Jérémy Gallemard : En tout cas, je la connais pas. Il y a évidemment des choses à prendre en compte. C’est une technologie où il peut y avoir des erreurs que l’on appelle « hallucinations ».
En fait, intrinsèquement, cette technologie prédit le mot d’après. Donc, elle n’a pas conscience de ce qu’elle dit – on n’est pas dans ce niveau d’intelligence artificielle – mais par rapport à ce qu’on lui a donné, elle va prédire les réponses. Mais parfois, eh bien, quand elle n’a pas les réponses, alors elle va inventer.
Ce sont les limites, bien que le niveau d’erreur baisse de plus en plus. Et en quelques mois, on est arrivé à des meilleurs scores que des erreurs que pourrait faire un conseiller téléphonique.
AC : J’imagine que je ne suis pas le seul à avoir peur de cette technologie. Je trouve que cela gomme l’humain. On ne sait pas à quoi s’attendre. Alors, est-ce que l’on a raison d’avoir peur ?
Jérémy Gallemard : Je ne sais pas. Je ne pourrai pas répondre à cette question. Je sais, en tout cas, que c’est une technologie qui disrupte les marchés.
Là où habituellement, on pense que ça va globalement enlever les métiers de petites mains, là, au contraire, on sent que ça va plutôt les aider.
Et il y a un récent rapport de l’ONU qui dit que l’IA va générer entre 15 et 20 % de nouveaux métiers. Ce n’est pas un destructeur comme on peut le penser.
A.C : Est-ce que l’on peut imaginer que cette IA va permettre aux conseillers et autres de monter en niveau, d’avoir des métiers moins difficiles, des métiers à plus de responsabilités, et donc peut-être, des salaires plus intéressants ?
Jérémy Gallemard : C’est exactement ça. C’est vraiment un assistant qui va être là pour ces personnes, pour les rendre beaucoup plus experts, meilleurs dans leur métier, plus satisfaits, plus autonomes. Donc très clairement, c’est une des grandes aides de cette technologie.
AC : Alors, entre espoir et inquiétude, quelles sont les bonnes stratégies pour intégrer l’IA dans nos entreprises en faisant en sorte que ce soit un succès, non seulement pour le client, mais aussi pour les équipes ? Comment embarque-t-on ses équipes sur ce gros bateau pour que ça ne soit pas un Titanic ?
Jérémy Gallemard : Je pense que la réponse est simple, il faut embarquer tout le monde : le Comex, parce qu’évidemment, il va avoir des impacts sur le métier, sur la disruption du métier de la relation client.
Mais aussi, il faut embarquer les personnes qui vont utiliser cette technologie. Dès déjà, identifier avec eux quels sont leurs problèmes, quelles sont leurs tâches répétitives irritantes.

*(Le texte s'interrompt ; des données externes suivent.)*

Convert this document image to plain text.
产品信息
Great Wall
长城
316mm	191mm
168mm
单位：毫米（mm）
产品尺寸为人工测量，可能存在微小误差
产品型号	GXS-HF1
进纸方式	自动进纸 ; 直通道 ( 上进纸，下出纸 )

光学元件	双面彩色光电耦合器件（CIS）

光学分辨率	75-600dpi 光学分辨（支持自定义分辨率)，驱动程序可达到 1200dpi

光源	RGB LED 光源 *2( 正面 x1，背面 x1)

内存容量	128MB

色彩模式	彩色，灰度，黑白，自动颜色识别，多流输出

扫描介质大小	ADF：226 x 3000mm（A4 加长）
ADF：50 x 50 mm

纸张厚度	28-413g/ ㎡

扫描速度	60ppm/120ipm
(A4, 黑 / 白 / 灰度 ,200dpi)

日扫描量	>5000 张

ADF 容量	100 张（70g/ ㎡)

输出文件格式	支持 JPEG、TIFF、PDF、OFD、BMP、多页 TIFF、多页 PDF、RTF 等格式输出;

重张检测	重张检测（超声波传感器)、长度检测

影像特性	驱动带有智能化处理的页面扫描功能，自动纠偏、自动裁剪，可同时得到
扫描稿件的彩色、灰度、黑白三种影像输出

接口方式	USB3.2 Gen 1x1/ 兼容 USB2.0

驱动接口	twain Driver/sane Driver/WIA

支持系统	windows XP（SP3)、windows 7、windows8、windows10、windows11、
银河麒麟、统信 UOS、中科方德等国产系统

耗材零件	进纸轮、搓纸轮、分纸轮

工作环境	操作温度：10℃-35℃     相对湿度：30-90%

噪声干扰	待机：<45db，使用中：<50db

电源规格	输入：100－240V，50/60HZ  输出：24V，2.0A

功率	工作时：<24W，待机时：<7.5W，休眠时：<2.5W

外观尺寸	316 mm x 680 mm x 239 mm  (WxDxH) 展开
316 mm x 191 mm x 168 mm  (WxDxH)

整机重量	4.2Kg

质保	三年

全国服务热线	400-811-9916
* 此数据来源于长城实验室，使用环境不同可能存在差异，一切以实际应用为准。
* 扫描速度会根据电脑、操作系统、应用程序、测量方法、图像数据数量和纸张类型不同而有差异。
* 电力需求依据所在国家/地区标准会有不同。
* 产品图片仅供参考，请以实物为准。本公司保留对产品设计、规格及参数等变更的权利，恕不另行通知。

Et enfin, il faut évidemment embarquer le client parce que c’est pour lui que l’on travaille.
Donc, on embarque toutes ces parties, on les met autour de la table et on essaie d’identifier les cas d’usages les plus performants, ceux qui méritent qu’on y passe du temps. Et on acculture les équipes et on met des budgets. Dès lors, on aura des succès pour les entreprises et pour ces projets.
AC : On dit, il faut, il faut ! Il faut embarquer du Comex au conseiller jusqu’au client. Mais réellement, on fait comment ?
Jérémy Gallemard : Evidemment, cela dépend de l’entreprise. Au sein de Smart Tribune, on a fait plusieurs choses : déjà acculturer tous nos collaborateurs, qu’ils soient à la R&D, ce qui c’est assez logique, mais aussi les personnes qui vont travailler à la comptabilité de l’entreprise.
Donc on va travailler dans le temps, À chacun de déplier chaque pôle et essayer d’identifier les tâches répétitives, essayer d’évaluer quel est le gain que l’on va pouvoir leur apporter dans le métier et dans la satisfaction aussi.
Derrière, on va faire des règles de calcul et identifier les projets prioritaires que l’on va faire au fur et à mesure.
Interview d’Alexandre Carré, Directeur de la Rédaction d’ANews Expérience Client.